Denken Sie „Telefon“ und schließen Sie die Augen: Was sehen Sie? Vermutlich ist es schwarz, besitzt eine Wählscheibe, eine zur Spirale gedrehte Gummischnur und einen hantelartigen, selbst in der Erinnerung schweren Hörer mit je einer Halbkugel zum Hören und zum Sprechen. Oder es ist orange und kantig und verfügt über Tasten, die zum Karree angeordnet sind wie der Nummernblock am Geldautomat. Oder denken Sie gleich an Ihr Handy?

Das Gerät bei uns im Flur besteht aus zwei Teilen. Es gibt ein Plastikkästchen, das Basisstation heißt, und einen Hörer zum Reinstecken, der wie der große Bruder eines frühen Tastenhandys aussieht. In meinem Kopf hat sich dieses Modell nie wirklich als Telefon etabliert, es löst keinerlei Emotionen aus. Auch die gute alte Stereoanlage mit den hockergroßen Lautsprechern ist durch Internetmusik und Bluetoothboxen obsolet geworden. Aber ich würde nicht auf die Idee kommen, ihr ihren Ehrenplatz im Wohnzimmer abzusprechen. Wenn ich über den Abschied vom Festnetztelefon nachdenke, werde ich hingegen nicht einmal wehmütig.

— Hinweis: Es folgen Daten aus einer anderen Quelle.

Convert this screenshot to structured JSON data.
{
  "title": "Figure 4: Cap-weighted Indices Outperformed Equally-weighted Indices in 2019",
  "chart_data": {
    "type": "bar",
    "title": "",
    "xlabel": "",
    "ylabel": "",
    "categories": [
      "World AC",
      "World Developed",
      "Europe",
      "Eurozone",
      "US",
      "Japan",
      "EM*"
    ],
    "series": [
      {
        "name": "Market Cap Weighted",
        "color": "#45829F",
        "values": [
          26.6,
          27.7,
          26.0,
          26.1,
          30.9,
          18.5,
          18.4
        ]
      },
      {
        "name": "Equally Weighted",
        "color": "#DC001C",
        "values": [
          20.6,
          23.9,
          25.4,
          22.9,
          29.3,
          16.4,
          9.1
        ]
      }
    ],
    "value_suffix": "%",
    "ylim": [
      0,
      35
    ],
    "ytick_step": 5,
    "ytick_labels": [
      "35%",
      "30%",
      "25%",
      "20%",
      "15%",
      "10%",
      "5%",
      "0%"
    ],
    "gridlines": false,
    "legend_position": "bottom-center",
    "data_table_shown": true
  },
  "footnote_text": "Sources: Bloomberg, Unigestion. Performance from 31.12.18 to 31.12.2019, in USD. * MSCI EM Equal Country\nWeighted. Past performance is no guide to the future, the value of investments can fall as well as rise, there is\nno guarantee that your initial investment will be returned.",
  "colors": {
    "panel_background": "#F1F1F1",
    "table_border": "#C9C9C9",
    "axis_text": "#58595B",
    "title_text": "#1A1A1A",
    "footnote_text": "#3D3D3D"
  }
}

Dabei ist meine Generation der Mittelalten von das Leben verändernden Telefonerfahrungen geprägt. Wie vermutlich alle Achtzigerjahrekinder stritt ich mit meinen Eltern, weil ich – kaum aus der Schule zurück – für den Rest des Nachmittags den Familienanschluss blockierte. Da musste im Detail ausgewertet und nachbesprochen werden, was in der Schule passiert war. Wie nun der Stefan gelächelt hatte und ob sich die Corinna vielleicht für ihn interessierte. Und hast du die Melanie heute gesehen, nein, so peinlich . . . Social Media, analog.